Several months later, Rick reached out. The two initially discussed ideas for a reality TV show, but instead decided to pursue what would become Grind Modern Burger with the goal of taking the concept to a wider audience.

“None of us are in this to operate just one restaurant,” Dusty says.

Part of that growth, the team hopes, will come from the expansion of the fully independent, but closely related Post Modern Brewers.

Grind Modern Burger beer taps

“We spun it off so we could grow it separately,” Rick says of Post Modern. “We have a good plan for how to grow it that is different than many other microbrews.” This plan, Rick says, involved some key distribution strategies and a commitment to what the team believes will be an up-and-coming market segment: hard soda.

Hard soda carries many of the traditional soda flavors, but with a bit of an alcoholic kick.

“The hard soda market doesn’t really exist. There are small companies in the UK and Australia, but in general, it’s a new thing.”
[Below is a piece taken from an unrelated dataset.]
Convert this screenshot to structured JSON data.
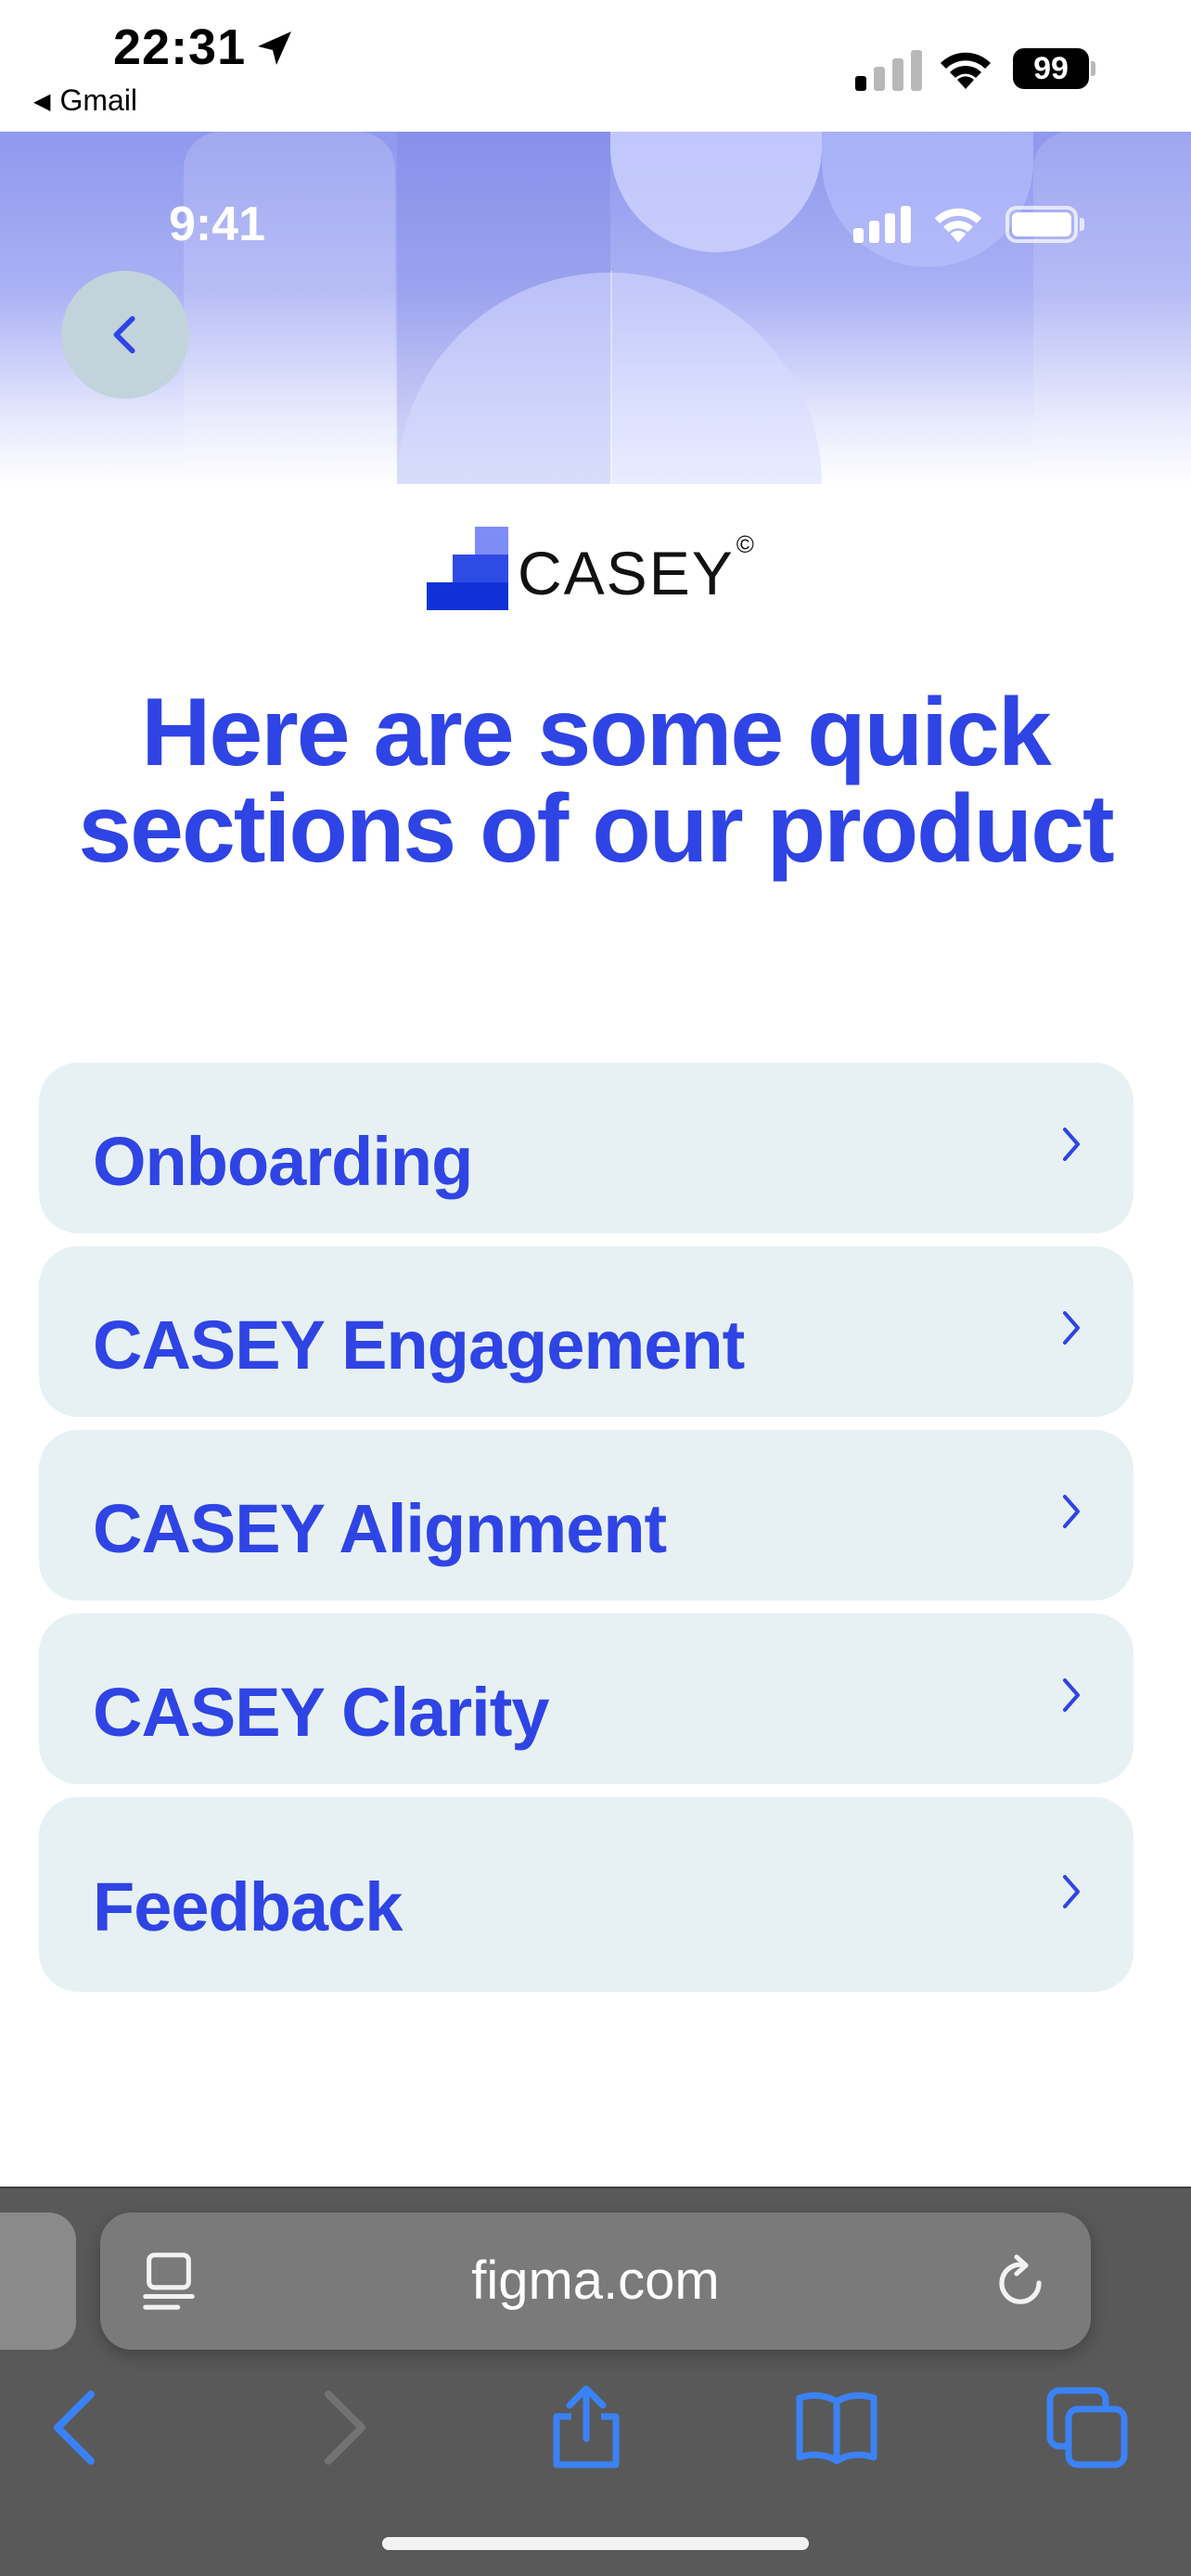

In addition to finding it on the Grind menu, Post Modern’s hard ginger ale and hard root beer are also cropping up on other restaurant menus. You’ll find them as part of a Moscow Mule or even playful adults-only root beer floats.

“We’re serious about food and beverage,” says Rick. “But we’re not snobby about it.”

Grind Modern Burger co-owner Dusty enjoying beer with restaurant manager
Dusty Schmidt and restaurant manager Justin Zora sharing a brew during Grind's lunch hour.

Note: Learn more about Grind Modern Burger at grindmodernburger.com. Or taste Post Modern brews for yourself at The Mode, Big Al’s, The Reef, and Fork, among others.


Photography by Joe Jaszewski

7 Comments

  1. Wyatt
    March 20, 2015
    I'm super excited for Rick and crew! A LOT of thought and planning have gone into making a concept, not just another burger joint. Great job prototyping, guys! Keep iterating. And not to turn the comment section into Yelp, but I've had nothing but great food, beer and service at Grind.
  2. Bill Doty (@BillDoty)
    March 20, 2015
    How will there be a demand for over-priced, À la cart burgers? As much as I love paying $13 for a $3 burger, I can't see this place making it. My office is right next to it and it took everyone in the area only one visit to learn we should never go back again.
  3. mikeypullman
    March 20, 2015
    People like to complain about spending 13 dollars for an chef made grind burger, but will gladly spend 11 dollars at Red Robin for a vastly inferior product. Some people are just cheap.
  4. Bill Doty (@BillDoty)
    March 20, 2015
    Not to defend Red Robin... because I won't eat there. But it's twice the size and comes bottomless fries. As for a chef made burger? Putting carrots on a burger and calling it gourmet doesn't do much if it as bland as the Grind serves. There are 13 people in my office and we all walked out thinking the same thing. PS... we fricken love good food too. The Grind failed us.
  5. Ben G
    March 20, 2015
    I absolutely LOVE the Grind Modern Burger! I have had nothing but great service and wonderful food! The Nogales burger is my new favorite. Goes great with the pickle fries! Keep up the great work Rick and crew!
  6. Chris Blanchard
    March 22, 2015
    The comments here seem to confirm my hypothesis that food now is as divisive as politics and religion. There are people who get the foodie movement, and those who don't. There are those who understand the difference between ground chuck and frozen pink slime patties, and those who don't. Those who want to gorge themselves on bottomless fries, and those who are repulsed by that concept. Keep it up, Rick, you've struck on a great concept.